Tutto è mafia e allora via tutti, ci salva Beppe, purissimo, altissimo, grillissimo

MORIRE DI PUREZZA
È difficile dire se dal cupio dissolvi delle intercettazioni che arrivano fino al Quirinale traspaia una qualche logica, per quanto perversa. Probabilmente Travaglio e i suoi ometti hanno dietro qualcosa di grosso, non certo Ingroia che di per sé è uno strumento, per quanto inquietante nella sua ottusa ostinazione. Ma se le manovre possono essere grandi, questo non esclude che i fini possano essere meschini. Volevano svelare la responsabilità mafiosa di Berlusconi, son venute fuori ombre di sinistra: ma questo a chi soffia sul fuoco fa gioco lo stesso, l'importante è il cupio dissolvi, basta concludere che sono tutti uguali, vermi intrecciati nella criminalità stragista e l'unico che può salvarci è Grillo, fondatore di una scientology balorda il cui adepto in fascia tricolore a Parma si esprime coi video (vi ricorda nessuno?) e aveva nominato assessore ai Lavori pubblici un fallito nell'edilizia. Chissà chi sogna Travaglio al posto del vecchio Napolitano. Magari lo stesso Grillo oppure Santoro, Toni Negri, la Guzzanti o proprio Ingroia, questo presuntuoso dalla competenza inversamente proporzionale al narcisismo. Ma ne vale la pena? Non ha tutti i torti il presidente piangente nell'invocare un freno alla deriva spionistica, perché qui si rischia che il vaso di Pandora nessuno riesca più a chiuderlo, un po' come con la mafia nei primi anni Novanta.

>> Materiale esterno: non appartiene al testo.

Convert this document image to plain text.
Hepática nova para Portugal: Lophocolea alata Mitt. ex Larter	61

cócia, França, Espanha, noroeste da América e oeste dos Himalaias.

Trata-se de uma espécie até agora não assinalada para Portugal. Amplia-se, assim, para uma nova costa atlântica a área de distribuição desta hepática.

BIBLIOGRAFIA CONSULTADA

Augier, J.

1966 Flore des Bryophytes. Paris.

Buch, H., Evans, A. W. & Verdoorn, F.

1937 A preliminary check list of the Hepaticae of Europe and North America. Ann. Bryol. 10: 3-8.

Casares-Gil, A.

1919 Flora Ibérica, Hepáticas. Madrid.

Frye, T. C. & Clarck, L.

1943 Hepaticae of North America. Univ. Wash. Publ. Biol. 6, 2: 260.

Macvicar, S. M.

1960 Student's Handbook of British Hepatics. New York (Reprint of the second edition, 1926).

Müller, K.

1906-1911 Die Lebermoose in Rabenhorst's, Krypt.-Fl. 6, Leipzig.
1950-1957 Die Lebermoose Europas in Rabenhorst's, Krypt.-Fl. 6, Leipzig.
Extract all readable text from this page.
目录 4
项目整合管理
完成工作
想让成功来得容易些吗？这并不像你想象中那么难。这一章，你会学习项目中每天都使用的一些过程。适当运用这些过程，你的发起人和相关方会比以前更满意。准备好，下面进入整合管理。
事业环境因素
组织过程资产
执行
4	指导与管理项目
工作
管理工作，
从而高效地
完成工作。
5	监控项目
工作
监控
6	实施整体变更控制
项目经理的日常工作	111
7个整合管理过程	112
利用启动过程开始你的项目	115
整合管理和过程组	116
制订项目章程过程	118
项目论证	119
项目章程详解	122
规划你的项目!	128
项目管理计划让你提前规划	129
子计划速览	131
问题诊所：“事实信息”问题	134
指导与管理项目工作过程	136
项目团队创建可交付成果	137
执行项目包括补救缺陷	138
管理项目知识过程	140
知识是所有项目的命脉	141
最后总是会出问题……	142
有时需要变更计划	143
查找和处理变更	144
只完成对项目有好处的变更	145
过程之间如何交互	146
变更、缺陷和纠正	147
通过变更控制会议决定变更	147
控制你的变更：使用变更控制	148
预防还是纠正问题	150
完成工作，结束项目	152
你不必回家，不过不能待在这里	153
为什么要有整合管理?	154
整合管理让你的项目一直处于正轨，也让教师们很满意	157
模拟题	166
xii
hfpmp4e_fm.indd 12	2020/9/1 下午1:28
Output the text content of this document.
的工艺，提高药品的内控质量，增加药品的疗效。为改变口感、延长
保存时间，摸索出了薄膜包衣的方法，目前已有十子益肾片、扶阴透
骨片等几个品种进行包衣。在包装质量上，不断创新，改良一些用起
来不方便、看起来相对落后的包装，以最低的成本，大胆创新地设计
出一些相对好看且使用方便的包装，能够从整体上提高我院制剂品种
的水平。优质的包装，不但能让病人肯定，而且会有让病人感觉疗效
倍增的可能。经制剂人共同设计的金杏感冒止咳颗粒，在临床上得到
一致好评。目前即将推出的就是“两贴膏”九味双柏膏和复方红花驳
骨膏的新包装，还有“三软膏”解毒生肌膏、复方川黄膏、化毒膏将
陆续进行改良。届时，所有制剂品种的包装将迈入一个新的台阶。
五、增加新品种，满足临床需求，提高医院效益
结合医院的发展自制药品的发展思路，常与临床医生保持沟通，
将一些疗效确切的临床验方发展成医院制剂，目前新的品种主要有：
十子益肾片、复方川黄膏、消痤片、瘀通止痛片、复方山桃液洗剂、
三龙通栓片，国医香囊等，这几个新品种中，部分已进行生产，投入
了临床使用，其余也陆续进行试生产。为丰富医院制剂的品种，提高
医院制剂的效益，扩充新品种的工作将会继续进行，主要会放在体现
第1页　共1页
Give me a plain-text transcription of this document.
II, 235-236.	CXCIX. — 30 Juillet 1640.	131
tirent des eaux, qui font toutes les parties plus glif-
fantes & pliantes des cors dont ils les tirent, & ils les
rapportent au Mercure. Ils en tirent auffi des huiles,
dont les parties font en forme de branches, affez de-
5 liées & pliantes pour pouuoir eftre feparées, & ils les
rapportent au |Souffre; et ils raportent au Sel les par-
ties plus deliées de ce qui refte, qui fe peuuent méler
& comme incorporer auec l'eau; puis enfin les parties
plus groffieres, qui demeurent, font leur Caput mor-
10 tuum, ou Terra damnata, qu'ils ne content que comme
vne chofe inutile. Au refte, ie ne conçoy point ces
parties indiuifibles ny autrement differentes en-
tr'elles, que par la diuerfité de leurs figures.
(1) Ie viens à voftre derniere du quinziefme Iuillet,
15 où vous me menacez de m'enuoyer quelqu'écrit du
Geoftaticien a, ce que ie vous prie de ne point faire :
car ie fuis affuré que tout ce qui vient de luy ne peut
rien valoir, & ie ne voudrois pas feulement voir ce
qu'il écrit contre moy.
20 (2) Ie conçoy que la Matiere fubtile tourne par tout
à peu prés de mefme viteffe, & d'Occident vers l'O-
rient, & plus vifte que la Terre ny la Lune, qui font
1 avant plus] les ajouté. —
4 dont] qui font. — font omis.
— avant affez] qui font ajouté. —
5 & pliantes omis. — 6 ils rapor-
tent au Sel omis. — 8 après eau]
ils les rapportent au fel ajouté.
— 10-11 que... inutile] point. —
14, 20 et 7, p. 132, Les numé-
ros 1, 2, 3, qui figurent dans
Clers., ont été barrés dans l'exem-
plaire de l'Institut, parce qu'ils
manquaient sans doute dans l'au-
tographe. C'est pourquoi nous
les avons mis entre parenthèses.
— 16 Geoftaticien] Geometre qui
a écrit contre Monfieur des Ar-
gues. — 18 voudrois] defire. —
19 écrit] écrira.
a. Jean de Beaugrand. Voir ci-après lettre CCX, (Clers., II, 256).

I casi sono due. O dalle spiate selvagge si conclude che l'Italia era (e resta) tutta e solo mafia, con il che tutto diventa inutile. Oppure si contestualizzano e si sdrammatizzano telefonate che di per sé possono dire tutto e niente. Spieghiamoci. Se, in un momento in cui lo Stato è soccombente contro l'antistato (per varie ragioni: perché è corroso, zavorrato da se stesso, colluso), alcuni suoi alti funzionari nelle forze dell'ordine, nelle istituzioni, nella politica, si spingono a trattare con la mafia perché non metta le bombe ai supermercati, per prendere tempo, per consentire allo Stato di riorganizzarsi, e in questa trattativa certe figure sono costrette a promettere qualcosa, questo è davvero un crimine? O è un modo di sporcarsi le mani per evitare ulteriori bagni di sangue al Paese? È tramare col nemico o necessaria e sperimentata realpolitik? Io, per me, fossi stato nell'urgenza di farlo, avrei trattato. Salvo reagire, con spietatezza estrema, una volta raccolte le forze. Ma divertirsi al tiro al vecchietto, o dire che “Nessuno è al di sopra della legge”, come fa Di Pietro, non è neanche demagogia. È pura cialtronaggine, specie da uno che nelle altre vite faceva lo sbirro, il magistrato, e sa benissimo come vanno le cose. Abbiamo naturalmente bisogno di verità, di trasparenza, ma gli stati sono entità colossali che non possono venire illuminati in ogni angolo. Nessuno stato se lo può permettere. Queste sono favole per adepti. La realtà invece è che anche di acqua o di aria purissima si può morire, se ne ingurgiti troppa tutta insieme. Sicuri, per dire, che per esempio al Fatto o altrove sia tutto ma proprio tutto trasparente? E ci piacerebbe davvero lo spettacolo di questo o quel santone sotto la campana di vetro mentre defecano?